The EBRD said it has adopted its first full strategy for Kosovo, pledging support to the country's private sector, energy and mining projects and infrastructure. Kosovo became an EBRD member at the end of 2012.
The three-year strategy starts by acknowledging the key growth-hindering aspects of Kosovo's economy and the institutional set-up and then outlines the activities the bank plans to carry out, aiming to promote the country's sustainable economic development.
Though Kosovo is largely committed to applying free-market principles, its private sector is still relatively small. Unfavourable business environment, lack of investment and management shortcomings hinder the sector's progress. Accordingly, the EBRD plans to increase its support for the privatisation of state-owned enterprises, provide financing to existing private companies and assist financially the small and medium-sized companies, with focus on the processing industry, services, trade and the agribusiness. The bank's general goal is to increase Kosovo's competitiveness.

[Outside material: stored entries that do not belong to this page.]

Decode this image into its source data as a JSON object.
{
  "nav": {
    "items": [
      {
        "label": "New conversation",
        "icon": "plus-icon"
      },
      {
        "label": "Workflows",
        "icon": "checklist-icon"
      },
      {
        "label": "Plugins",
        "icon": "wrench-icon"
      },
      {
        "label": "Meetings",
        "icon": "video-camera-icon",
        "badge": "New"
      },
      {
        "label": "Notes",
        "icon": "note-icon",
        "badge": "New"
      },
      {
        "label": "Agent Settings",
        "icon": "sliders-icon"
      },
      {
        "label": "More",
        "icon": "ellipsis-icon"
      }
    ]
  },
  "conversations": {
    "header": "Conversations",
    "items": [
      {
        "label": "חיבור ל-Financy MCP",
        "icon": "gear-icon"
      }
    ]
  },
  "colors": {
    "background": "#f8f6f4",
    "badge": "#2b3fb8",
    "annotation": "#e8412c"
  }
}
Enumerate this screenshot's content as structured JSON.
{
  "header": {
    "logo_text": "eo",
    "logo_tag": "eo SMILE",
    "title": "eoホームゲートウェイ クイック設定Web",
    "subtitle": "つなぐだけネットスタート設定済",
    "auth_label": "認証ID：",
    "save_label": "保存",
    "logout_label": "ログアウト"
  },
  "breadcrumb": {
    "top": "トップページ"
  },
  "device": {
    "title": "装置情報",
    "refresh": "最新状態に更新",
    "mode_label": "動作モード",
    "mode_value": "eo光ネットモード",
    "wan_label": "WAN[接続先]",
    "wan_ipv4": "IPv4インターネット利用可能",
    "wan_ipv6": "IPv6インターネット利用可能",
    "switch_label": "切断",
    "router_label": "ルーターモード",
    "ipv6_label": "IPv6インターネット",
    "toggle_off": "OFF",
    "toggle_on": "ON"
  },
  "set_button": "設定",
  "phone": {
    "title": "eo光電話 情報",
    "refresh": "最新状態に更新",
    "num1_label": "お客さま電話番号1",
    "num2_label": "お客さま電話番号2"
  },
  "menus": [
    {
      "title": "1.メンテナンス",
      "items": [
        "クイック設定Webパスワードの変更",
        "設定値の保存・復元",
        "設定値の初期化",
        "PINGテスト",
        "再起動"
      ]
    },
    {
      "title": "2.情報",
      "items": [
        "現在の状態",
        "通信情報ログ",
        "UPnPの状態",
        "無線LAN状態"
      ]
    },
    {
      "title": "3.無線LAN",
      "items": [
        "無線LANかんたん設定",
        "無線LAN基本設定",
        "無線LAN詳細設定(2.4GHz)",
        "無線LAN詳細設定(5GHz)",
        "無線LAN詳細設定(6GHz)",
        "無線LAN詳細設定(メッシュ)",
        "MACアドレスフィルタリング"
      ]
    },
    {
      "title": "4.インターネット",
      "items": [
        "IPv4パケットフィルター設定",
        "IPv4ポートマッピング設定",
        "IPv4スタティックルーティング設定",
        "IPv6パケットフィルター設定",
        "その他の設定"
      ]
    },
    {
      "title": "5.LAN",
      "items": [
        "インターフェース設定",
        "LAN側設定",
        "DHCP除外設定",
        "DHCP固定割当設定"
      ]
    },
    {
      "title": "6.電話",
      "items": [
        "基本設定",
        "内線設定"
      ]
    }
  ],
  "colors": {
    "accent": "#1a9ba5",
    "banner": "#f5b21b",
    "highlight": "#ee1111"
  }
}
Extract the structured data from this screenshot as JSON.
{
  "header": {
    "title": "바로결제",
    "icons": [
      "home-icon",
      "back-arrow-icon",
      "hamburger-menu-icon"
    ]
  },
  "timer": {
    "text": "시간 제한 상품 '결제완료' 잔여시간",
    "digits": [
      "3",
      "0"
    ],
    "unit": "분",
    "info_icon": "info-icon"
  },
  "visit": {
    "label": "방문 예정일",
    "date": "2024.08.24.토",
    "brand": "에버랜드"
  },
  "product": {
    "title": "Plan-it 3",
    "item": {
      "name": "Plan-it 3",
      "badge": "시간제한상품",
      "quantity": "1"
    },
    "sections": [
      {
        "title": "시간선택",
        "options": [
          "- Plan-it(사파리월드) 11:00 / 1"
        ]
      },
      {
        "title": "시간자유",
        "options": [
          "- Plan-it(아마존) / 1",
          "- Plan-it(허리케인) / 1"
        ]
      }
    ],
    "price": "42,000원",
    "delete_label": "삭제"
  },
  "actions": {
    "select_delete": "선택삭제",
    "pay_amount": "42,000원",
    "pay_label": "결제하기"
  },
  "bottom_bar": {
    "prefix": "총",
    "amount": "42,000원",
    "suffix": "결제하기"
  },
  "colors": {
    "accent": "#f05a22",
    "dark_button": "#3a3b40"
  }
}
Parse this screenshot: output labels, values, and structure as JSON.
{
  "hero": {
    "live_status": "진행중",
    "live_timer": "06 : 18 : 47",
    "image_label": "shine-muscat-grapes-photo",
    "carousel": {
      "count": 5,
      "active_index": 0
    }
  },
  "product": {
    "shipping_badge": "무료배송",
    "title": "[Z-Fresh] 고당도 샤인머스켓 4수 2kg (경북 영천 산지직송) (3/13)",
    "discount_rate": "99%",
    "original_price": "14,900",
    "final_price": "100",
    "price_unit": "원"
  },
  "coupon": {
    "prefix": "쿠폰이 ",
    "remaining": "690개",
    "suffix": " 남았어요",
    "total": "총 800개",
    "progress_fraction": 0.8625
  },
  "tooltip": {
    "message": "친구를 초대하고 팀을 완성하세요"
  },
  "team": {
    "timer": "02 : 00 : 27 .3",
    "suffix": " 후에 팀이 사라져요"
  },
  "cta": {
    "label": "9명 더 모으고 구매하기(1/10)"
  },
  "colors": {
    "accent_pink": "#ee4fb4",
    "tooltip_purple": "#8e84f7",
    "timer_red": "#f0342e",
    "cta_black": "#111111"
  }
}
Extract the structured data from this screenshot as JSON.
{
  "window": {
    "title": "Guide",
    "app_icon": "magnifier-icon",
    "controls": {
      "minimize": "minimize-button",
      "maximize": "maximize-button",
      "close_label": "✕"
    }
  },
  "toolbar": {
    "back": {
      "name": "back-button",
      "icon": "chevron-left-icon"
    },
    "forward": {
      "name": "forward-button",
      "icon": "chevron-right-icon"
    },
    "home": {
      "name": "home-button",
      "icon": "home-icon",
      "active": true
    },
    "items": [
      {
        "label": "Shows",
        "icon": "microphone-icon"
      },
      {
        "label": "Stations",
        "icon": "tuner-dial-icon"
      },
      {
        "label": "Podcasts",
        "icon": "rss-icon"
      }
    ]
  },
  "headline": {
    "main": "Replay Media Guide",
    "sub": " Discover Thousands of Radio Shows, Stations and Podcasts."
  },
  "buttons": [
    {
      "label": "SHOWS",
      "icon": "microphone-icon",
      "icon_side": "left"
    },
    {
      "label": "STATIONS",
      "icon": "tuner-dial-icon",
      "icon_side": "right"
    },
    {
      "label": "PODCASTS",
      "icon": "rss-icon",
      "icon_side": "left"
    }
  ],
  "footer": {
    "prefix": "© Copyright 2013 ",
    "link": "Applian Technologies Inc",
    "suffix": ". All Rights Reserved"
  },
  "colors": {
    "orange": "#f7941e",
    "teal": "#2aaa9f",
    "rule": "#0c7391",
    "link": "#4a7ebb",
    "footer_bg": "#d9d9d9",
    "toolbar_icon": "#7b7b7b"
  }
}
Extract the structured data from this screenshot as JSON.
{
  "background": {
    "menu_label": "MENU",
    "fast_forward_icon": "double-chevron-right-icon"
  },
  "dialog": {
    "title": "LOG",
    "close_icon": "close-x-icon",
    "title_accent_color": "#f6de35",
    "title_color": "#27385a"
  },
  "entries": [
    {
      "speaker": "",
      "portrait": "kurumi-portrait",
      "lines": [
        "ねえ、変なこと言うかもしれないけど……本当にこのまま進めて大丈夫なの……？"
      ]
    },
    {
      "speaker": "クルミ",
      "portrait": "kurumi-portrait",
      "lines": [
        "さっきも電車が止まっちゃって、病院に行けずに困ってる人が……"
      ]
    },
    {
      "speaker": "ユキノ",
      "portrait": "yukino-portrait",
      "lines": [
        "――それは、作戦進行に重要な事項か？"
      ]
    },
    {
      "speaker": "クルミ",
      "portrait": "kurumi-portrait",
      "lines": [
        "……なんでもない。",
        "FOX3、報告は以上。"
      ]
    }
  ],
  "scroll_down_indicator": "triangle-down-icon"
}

Kosovo suffers from underdeveloped infrastructure, which limits commerce and manufacturing in the country. The transportation network is relatively small and water supply outages are frequent. The EBRD plans to promote bigger involvement of the private sector in infrastructure projects, thus decentralising the municipal management of relevant services. The bank pledges to provide loan financing for the expansion and upgrade of roads, motorways and the railways network. It says it will support the commercialisation of water supply and wastewater utilities.
At the moment Kosovo's energy sector is highly inefficient. Electricity production in the country is characterised by huge technical and commercial losses, while at the same time much of the electricity is used by households for heating purposes. In addition, almost all of it is generated by two highly polluting lignite-fired power plants. On top of that, power outages occur regularly. The EBRD will help ensure security of energy supply by engaging in the rehabilitation of the Kosova e Re (Kosovo C) project. The bank will also assist renewable energy projects through loan financing. Technical and financial help to Kosovo's transmission company, KOSTT, is also part of the EBRD's strategy.
Moreover, the EBRD will support the restructuring of the mining sector by assisting the country's privatisation agency in the marketing of state-owned mining enterprises.
The Bank's priorities in the energy sector will comply with its Environmental and Social Policy (ESP). Thus, they are to be in line with the EU environmental legislation, which is in the process of adoption by Kosovo.